Le spectre hurla d'un ton plaintif et théâtral comme si elle jouait une tragédie grecque.
« - ÇA ? ÇA ? Alors c'est ainsi qu'on m'appelle maintenant ? Parce que je suis morte, je ne compte plus, c'est ça ? Je ne suis même plus réelle à vos yeux ! Oooh, c'est toujours pareil... personne ne respecte jamais Mimi... »
Severus Rogue, agacé, les narines écartées trahissant un effort suprême de retenue, répondit à Winter :
« - Mimi Geignarde... Une élève insignifiante, braillarde au possible, qui a eu la malchance de croiser le Basilic lors de la première ouverture de la Chambre des Secrets. »
La demoiselle flottait à présent dans l'air tout près d'eux, jouant toujours plus avec les nerfs du Maître des Potions. Elle avait les mains sur les hanches et son corps vaporeux s'élevait toujours un peu plus haut alors qu'elle s'emportait en vexation.
« - Alors c'est comme ça que tu parles de moi Severuuus ? J'ai peut-être quatorze ans pour l'éternité...mais je suis née avant toi ! C'est drôle, noooon ? »
Elle s'approcha de lui avec une expression mélodramatique :
« - Je pensais que nous étions pareils, tu saiiiis... Mal aimés, ignorés, transparents aux yeux des autres. Mais noooon ! Toi qui fais toujours le rigiiiide, te voilà en train de transgresser les règles... et avec une élève très belle, en plus ! »
Cette fois-ci, la patience du faiseur de potions atteignit sa limite. D'un geste élégant, ferme et précis de baguette, il lança d'une voix sèche :
« - Oubliettes. Repulso. »
Le premier sort, ayant un effet sur l'âme et non sur le corps, frappa la silhouette fantomatique de Mimi Geignarde qui sembla soudainement déboussolée, le regard vitreux et blanc pendant l'espace d'un instant. Le deuxième la traversa et provoqua un bruit de fracas en percutant un mur de plein fouet, endommageant un carreau en faïence au passage.
Le fantôme prit peur et s'envola aussitôt en poussant un « hiiiiiiiii » strident avant de disparaître au fond d'une cuvette de toilettes, provoquant un débordement d'eau croupie au passage.

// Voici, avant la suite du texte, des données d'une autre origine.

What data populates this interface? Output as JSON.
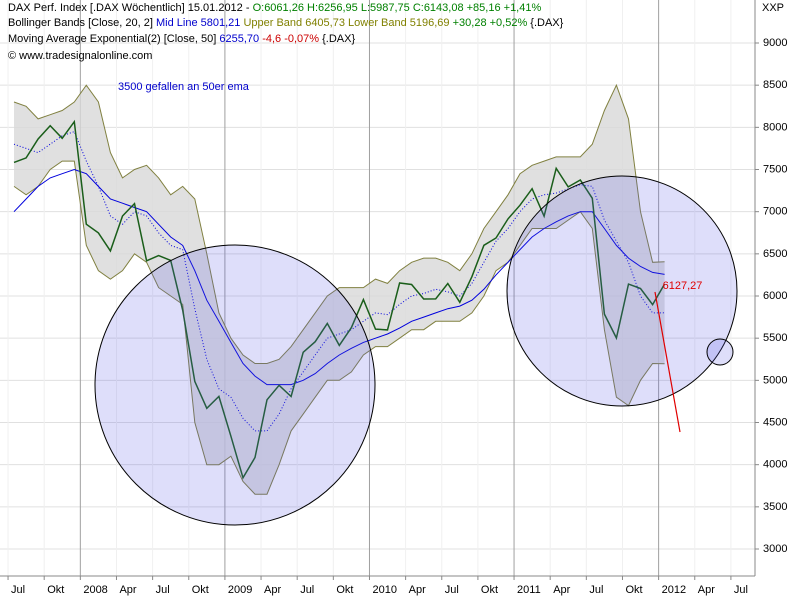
{
  "chart_data": {
    "type": "price",
    "legend": [
      [
        "DAX Perf. Index [.DAX  Wöchentlich] 15.01.2012 - ",
        "O:6061,26 H:6256,95 L:5987,75 C:6143,08 +85,16 +1,41%"
      ],
      [
        "Bollinger Bands [Close, 20, 2] ",
        "Mid Line 5801,21 ",
        "Upper Band 6405,73 Lower Band 5196,69 ",
        "+30,28 +0,52% ",
        "{.DAX}"
      ],
      [
        "Moving Average Exponential(2) [Close, 50] ",
        "6255,70 ",
        "-4,6 -0,07% ",
        "{.DAX}"
      ]
    ],
    "legend_colors": [
      [
        "#000000",
        "#008000"
      ],
      [
        "#000000",
        "#0000cc",
        "#808000",
        "#008000",
        "#000000"
      ],
      [
        "#000000",
        "#0000cc",
        "#cc0000",
        "#000000"
      ]
    ],
    "copyright": "© www.tradesignalonline.com",
    "symbol": "XXP",
    "annotation": "3500 gefallen an 50er ema",
    "last_price_label": "6127,27",
    "x": [
      "2007-07",
      "2007-08",
      "2007-09",
      "2007-10",
      "2007-11",
      "2007-12",
      "2008-01",
      "2008-02",
      "2008-03",
      "2008-04",
      "2008-05",
      "2008-06",
      "2008-07",
      "2008-08",
      "2008-09",
      "2008-10",
      "2008-11",
      "2008-12",
      "2009-01",
      "2009-02",
      "2009-03",
      "2009-04",
      "2009-05",
      "2009-06",
      "2009-07",
      "2009-08",
      "2009-09",
      "2009-10",
      "2009-11",
      "2009-12",
      "2010-01",
      "2010-02",
      "2010-03",
      "2010-04",
      "2010-05",
      "2010-06",
      "2010-07",
      "2010-08",
      "2010-09",
      "2010-10",
      "2010-11",
      "2010-12",
      "2011-01",
      "2011-02",
      "2011-03",
      "2011-04",
      "2011-05",
      "2011-06",
      "2011-07",
      "2011-08",
      "2011-09",
      "2011-10",
      "2011-11",
      "2011-12",
      "2012-01"
    ],
    "close": [
      7584,
      7638,
      7862,
      8019,
      7870,
      8067,
      6851,
      6748,
      6535,
      6949,
      7096,
      6418,
      6479,
      6422,
      5831,
      4988,
      4669,
      4810,
      4338,
      3844,
      4085,
      4769,
      4941,
      4809,
      5332,
      5458,
      5675,
      5414,
      5625,
      5957,
      5608,
      5598,
      6154,
      6136,
      5964,
      5966,
      6148,
      5925,
      6229,
      6601,
      6688,
      6914,
      7077,
      7272,
      6946,
      7514,
      7294,
      7376,
      7159,
      5785,
      5502,
      6141,
      6089,
      5898,
      6143
    ],
    "close_color": "#1a5e1a",
    "upper": [
      8300,
      8250,
      8100,
      8150,
      8200,
      8300,
      8500,
      8300,
      7700,
      7400,
      7500,
      7550,
      7400,
      7200,
      7300,
      7150,
      6500,
      5800,
      5500,
      5300,
      5200,
      5200,
      5250,
      5400,
      5600,
      5800,
      6000,
      6100,
      6100,
      6100,
      6200,
      6150,
      6300,
      6400,
      6450,
      6450,
      6400,
      6300,
      6500,
      6800,
      7000,
      7200,
      7450,
      7550,
      7600,
      7650,
      7650,
      7650,
      7800,
      8200,
      8500,
      8100,
      7000,
      6400,
      6406
    ],
    "lower": [
      7300,
      7200,
      7300,
      7500,
      7600,
      7600,
      6600,
      6300,
      6200,
      6300,
      6500,
      6400,
      6100,
      6000,
      5900,
      4500,
      4000,
      4000,
      4100,
      3800,
      3650,
      3650,
      4000,
      4400,
      4600,
      4800,
      5000,
      5000,
      5100,
      5300,
      5400,
      5400,
      5500,
      5600,
      5600,
      5700,
      5700,
      5700,
      5800,
      6000,
      6300,
      6400,
      6600,
      6800,
      6800,
      6800,
      6900,
      7000,
      6800,
      5600,
      4800,
      4700,
      5000,
      5200,
      5197
    ],
    "mid": [
      7800,
      7750,
      7700,
      7800,
      7900,
      7950,
      7600,
      7300,
      6950,
      6850,
      7000,
      6950,
      6750,
      6600,
      6550,
      5850,
      5250,
      4900,
      4800,
      4550,
      4400,
      4400,
      4600,
      4900,
      5100,
      5300,
      5500,
      5550,
      5600,
      5700,
      5800,
      5780,
      5900,
      6000,
      6030,
      6080,
      6050,
      6000,
      6150,
      6400,
      6650,
      6800,
      7000,
      7150,
      7200,
      7220,
      7270,
      7320,
      7300,
      6900,
      6650,
      6400,
      6000,
      5800,
      5801
    ],
    "ema": [
      7000,
      7150,
      7300,
      7400,
      7450,
      7500,
      7450,
      7300,
      7150,
      7100,
      7050,
      7000,
      6850,
      6700,
      6600,
      6300,
      5950,
      5700,
      5450,
      5200,
      5050,
      4950,
      4950,
      4950,
      5000,
      5080,
      5200,
      5300,
      5380,
      5450,
      5500,
      5550,
      5620,
      5700,
      5750,
      5800,
      5850,
      5880,
      5950,
      6080,
      6250,
      6400,
      6550,
      6700,
      6800,
      6880,
      6950,
      7000,
      7000,
      6800,
      6600,
      6450,
      6350,
      6280,
      6256
    ],
    "band_color": "#808040",
    "band_fill": "#d8d8d8",
    "line_color": "#0000dd",
    "xlim": [
      "2007-06",
      "2012-09"
    ],
    "xticks": [
      {
        "value": "2007-07",
        "label": "Jul"
      },
      {
        "value": "2007-10",
        "label": "Okt"
      },
      {
        "value": "2008-01",
        "label": "2008"
      },
      {
        "value": "2008-04",
        "label": "Apr"
      },
      {
        "value": "2008-07",
        "label": "Jul"
      },
      {
        "value": "2008-10",
        "label": "Okt"
      },
      {
        "value": "2009-01",
        "label": "2009"
      },
      {
        "value": "2009-04",
        "label": "Apr"
      },
      {
        "value": "2009-07",
        "label": "Jul"
      },
      {
        "value": "2009-10",
        "label": "Okt"
      },
      {
        "value": "2010-01",
        "label": "2010"
      },
      {
        "value": "2010-04",
        "label": "Apr"
      },
      {
        "value": "2010-07",
        "label": "Jul"
      },
      {
        "value": "2010-10",
        "label": "Okt"
      },
      {
        "value": "2011-01",
        "label": "2011"
      },
      {
        "value": "2011-04",
        "label": "Apr"
      },
      {
        "value": "2011-07",
        "label": "Jul"
      },
      {
        "value": "2011-10",
        "label": "Okt"
      },
      {
        "value": "2012-01",
        "label": "2012"
      },
      {
        "value": "2012-04",
        "label": "Apr"
      },
      {
        "value": "2012-07",
        "label": "Jul"
      }
    ],
    "ylim": [
      2680,
      9510
    ],
    "yticks": [
      3000,
      3500,
      4000,
      4500,
      5000,
      5500,
      6000,
      6500,
      7000,
      7500,
      8000,
      8500,
      9000
    ],
    "grid": true
  }
}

Winter, stupéfaite, se retourna vers Severus Rogue. Le sortilège Oubliettes effaçait la mémoire sélectivement. Elle ne le maîtrisait évidemment pas mais surtout, elle le savait extrêmement réglementé. Elle l'interrogea du regard. Il répondit simplement d'une voix calme avec une pointe d'ironie :
« - La loi ne s'est jamais souciée des revenants. »
Il se rapprocha de Winter à nouveau et murmura d'une voix basse et traînante :
« - Je ne laisserai personne nous interrompre...pas cette fois. »
Il l'embrassa pleinement. Plus rien ne compta pendant ces quelques secondes et les mouvements, les caresses furent empli d'une forme d'urgence, celle qui précédait les épisodes où tout pouvait basculer.
Puis, enfin, Winter se rapprocha du tunnel. Un frisson de vertige la saisit. Et elle plongea.